Siguió pasando el tiempo, en silencio. Un hombre enigmático que encerraba misterios en su mirada. Tenía tanto por contarme…, pero no decía nada.

Lo miré; me sonrió. Me ruboricé y oculté mi rostro entre mi pelo.

– ¿Qué tal vas? – me preguntó.

– Bien, bien… – dije con sonrisa tímida. Hacía una hora aproximadamente había intentado suicidarme pero en lo que pensaba era en aquel hombre.

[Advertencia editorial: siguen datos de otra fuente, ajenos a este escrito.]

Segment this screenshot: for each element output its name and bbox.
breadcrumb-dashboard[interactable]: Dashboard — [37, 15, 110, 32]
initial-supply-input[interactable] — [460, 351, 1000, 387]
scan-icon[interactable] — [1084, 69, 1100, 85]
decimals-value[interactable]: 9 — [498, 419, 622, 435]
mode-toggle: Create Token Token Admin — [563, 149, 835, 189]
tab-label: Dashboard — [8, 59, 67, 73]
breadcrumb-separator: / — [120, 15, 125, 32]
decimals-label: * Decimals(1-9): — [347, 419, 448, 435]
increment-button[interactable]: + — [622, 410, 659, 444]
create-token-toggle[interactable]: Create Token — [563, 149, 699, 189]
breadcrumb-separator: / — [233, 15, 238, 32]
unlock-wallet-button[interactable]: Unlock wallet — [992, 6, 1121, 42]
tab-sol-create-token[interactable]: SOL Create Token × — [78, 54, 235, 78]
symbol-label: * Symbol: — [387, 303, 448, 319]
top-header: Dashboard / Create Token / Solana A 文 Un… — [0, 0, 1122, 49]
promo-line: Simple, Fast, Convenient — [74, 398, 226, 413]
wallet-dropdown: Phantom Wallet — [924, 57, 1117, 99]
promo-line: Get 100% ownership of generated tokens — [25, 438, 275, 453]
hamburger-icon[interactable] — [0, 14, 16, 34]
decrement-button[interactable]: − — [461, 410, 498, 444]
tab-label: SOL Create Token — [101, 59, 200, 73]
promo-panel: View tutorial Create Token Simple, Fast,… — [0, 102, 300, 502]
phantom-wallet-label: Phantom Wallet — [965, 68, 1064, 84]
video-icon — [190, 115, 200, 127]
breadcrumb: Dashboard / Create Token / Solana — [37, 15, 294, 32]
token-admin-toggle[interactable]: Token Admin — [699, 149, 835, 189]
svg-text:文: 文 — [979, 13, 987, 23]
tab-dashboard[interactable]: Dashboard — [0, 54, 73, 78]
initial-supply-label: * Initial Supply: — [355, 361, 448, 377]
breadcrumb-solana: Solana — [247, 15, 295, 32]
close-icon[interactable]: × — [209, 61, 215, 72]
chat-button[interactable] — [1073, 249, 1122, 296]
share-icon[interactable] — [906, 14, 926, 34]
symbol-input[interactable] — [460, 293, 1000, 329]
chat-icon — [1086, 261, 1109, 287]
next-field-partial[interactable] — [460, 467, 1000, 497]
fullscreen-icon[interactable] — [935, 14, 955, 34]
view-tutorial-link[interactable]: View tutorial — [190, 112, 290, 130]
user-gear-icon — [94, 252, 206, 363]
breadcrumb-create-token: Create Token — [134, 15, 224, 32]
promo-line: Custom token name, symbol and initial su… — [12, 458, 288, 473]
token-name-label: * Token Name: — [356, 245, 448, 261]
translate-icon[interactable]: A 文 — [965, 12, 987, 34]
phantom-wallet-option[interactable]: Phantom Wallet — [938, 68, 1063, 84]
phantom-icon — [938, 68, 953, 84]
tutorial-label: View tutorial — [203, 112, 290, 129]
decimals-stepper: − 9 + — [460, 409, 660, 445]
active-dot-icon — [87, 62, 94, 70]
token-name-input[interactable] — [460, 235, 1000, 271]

En ese momento se levantó el viento. Mi instinto me hizo pensar que él callaba a posta, para que yo tuviera un momento conmigo misma y pensase sobre lo ocurrido. Pero lo único en lo que pensaba era en su sonrisa.

– Ya hemos llegado. – dije, con mucho pesar en mi corazón. Se acercó a mí y me dio un abrazo. Otro cálido abrazo en un cuerpo frío. Al separarnos me dio un beso en la mejilla y luego me guiñó un ojo, esbozando su dulce y tierna sonrisa.

– Bueno, ya hablamos. Ah, por cierto, yo soy un noctámbulo. Sólo salgo de noche.

– Como los vampiros.

– Sí, como los vampiros. – relamió, en su sonrisa, sus colmillos con su lengua. Me di cuenta de que los tenía afilados. Emití una risa, y nos despedimos moviendo la mano.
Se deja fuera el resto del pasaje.